After participating in a recent panel discussing the life and legacy of Malcolm X, I was given over to contemplating Malcolm’s appropriation, image, and rhetoric by non-black Muslims. I have found a couple of curious observations.

First, it seems that most non-black Muslims take, what I will term, the Morgan Freeman approach to racism:

“How are we going to get rid of racism? Stop talking about it!”

The above comment, taken from a 60 Minutes interview with Mike Wallace, partially sums up what I’m talking about. Please, oh please!, would y’all black Muslims just stop talking about that damned race thing!…

…Unless of course you want to talk about Palestine, Kashmir, Afghanistan, or any other place on the earth that’s been colonized, brutalized, or terrorized by whites. And yet for all of its obviousness, many if not most non-Black Muslims refuse to look white supremacy squarely in the eye. Is it because non-black Muslims do not want to insult whites as a whole, painting them with the same broad brush many whites paint them with? Is it further complicated because some of them see themselves as (or long to be) white? Further investigation may be necessary to divulge the answer.

What I do know, personally, after careful observation, is that non-black (and a few black!) Muslims are going to have to make an important decision: either Malcolm — the real Malcolm — was opposed to white supremacy (which is not concomitant to being opposed to white people!), a.k.a., racism, meaning that they too should be equally committed to combating white supremacy (the true villain we all have been battling these long centuries including white people!) or find another cultural figure to appropriate because we’d like our brother back. For without a doubt, one cannot have Malcolm Little, El-Hajj Malik El-Shabazz — رحمه الله تعالى — without talking about white supremacy.

XSpeaks — “The House Negro and The Field Negro”

There were two kinds of Negroes. There was the old house Negro and there was the field Negro.  And the house Negro always looked out for his master. When the field Negro got too much out of line, he held him back in check. He put ’em back on the plantation.

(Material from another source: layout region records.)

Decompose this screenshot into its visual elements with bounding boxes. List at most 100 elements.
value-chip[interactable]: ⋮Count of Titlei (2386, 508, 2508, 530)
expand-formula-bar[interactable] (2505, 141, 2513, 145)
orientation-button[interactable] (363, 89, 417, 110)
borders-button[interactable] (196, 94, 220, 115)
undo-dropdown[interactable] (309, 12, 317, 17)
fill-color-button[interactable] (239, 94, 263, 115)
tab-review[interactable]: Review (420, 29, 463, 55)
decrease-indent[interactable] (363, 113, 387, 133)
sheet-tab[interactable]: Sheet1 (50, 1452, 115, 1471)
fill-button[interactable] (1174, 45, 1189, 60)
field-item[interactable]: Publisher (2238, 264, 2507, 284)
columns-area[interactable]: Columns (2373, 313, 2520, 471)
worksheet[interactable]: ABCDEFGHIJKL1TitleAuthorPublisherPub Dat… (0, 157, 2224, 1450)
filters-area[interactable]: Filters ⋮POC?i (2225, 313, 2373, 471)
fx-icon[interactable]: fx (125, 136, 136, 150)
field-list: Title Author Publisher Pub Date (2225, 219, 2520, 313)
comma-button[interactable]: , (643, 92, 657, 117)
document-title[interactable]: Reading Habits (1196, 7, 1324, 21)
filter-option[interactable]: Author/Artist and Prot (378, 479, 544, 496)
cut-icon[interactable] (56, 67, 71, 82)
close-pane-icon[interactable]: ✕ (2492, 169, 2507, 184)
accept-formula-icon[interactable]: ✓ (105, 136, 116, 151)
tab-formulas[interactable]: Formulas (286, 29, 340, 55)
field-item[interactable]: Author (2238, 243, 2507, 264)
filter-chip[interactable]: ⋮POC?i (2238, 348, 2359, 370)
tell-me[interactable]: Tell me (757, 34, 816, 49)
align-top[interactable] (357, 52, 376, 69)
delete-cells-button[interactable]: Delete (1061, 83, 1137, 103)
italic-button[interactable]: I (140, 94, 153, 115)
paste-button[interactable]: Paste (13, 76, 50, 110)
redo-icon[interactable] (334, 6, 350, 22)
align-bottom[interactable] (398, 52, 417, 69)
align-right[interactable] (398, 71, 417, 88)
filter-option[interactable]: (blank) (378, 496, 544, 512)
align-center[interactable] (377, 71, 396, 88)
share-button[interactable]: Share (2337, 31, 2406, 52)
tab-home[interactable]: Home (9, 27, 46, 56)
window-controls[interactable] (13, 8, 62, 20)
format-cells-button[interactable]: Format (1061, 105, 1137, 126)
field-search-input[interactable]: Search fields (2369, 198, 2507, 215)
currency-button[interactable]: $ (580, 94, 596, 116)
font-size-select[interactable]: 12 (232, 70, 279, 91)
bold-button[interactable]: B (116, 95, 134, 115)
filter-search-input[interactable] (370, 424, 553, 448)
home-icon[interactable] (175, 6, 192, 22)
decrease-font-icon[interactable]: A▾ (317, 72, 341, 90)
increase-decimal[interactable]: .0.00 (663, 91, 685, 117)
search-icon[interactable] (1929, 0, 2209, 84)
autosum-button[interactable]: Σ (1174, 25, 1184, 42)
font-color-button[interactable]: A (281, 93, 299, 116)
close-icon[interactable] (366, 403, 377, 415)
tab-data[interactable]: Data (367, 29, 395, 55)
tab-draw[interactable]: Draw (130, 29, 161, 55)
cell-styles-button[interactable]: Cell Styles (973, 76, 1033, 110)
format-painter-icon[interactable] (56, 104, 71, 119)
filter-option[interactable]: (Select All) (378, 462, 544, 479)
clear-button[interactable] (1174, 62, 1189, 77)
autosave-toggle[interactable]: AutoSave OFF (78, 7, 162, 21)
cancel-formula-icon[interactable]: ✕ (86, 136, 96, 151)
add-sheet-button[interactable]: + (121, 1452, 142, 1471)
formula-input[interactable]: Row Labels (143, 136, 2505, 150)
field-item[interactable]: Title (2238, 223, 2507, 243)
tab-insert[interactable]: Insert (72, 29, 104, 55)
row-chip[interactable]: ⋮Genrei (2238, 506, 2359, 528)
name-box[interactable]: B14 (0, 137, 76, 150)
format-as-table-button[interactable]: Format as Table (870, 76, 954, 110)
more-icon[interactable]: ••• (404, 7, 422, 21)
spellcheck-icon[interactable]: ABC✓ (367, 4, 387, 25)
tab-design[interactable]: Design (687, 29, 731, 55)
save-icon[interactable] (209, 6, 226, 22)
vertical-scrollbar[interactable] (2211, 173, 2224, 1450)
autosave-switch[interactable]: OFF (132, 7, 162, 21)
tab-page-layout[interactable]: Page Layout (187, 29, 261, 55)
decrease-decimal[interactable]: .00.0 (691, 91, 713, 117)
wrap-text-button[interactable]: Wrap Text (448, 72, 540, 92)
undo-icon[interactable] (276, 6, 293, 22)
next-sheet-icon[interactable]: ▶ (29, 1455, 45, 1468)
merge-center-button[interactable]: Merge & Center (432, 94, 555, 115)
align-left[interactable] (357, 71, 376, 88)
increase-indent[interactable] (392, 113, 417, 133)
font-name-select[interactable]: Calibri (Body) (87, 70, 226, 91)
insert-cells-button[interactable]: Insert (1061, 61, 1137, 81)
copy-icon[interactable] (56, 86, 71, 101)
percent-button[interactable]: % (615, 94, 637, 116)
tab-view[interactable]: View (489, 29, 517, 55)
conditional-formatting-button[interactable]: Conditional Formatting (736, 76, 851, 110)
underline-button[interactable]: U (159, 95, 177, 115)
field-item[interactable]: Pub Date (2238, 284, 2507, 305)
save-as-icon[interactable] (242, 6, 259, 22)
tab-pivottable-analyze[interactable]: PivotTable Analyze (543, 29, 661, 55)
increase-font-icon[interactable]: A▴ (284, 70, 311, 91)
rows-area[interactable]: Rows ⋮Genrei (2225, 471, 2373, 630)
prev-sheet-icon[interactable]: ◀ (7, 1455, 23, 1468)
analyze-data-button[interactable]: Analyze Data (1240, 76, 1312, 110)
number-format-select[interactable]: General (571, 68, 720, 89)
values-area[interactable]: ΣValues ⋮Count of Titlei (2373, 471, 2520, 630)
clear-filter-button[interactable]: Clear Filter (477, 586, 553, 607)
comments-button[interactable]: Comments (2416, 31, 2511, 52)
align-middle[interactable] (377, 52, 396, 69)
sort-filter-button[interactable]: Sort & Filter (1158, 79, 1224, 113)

The house Negro could afford to do that because he lives better than the field Negro. He ate better, he dressed better, and he lived in a better house. He lived right up next to his master—in the attic or in the basement. He ate the same food his master ate and he dressed in the same clothes. And he could talk just like his master—good diction. And he loved his master more than his master loved himself. That’s why he didn’t want his master hurt.

If the master got sick, he’d say, “What’s the matter, boss, we sick?” [Laughter] When the master’s house caught afire, he’d try and put the fire out. He didn’t want his master’s house burned. He never wanted his master’s property threatened. He was more defensive of it then the master was. That was the house Negro.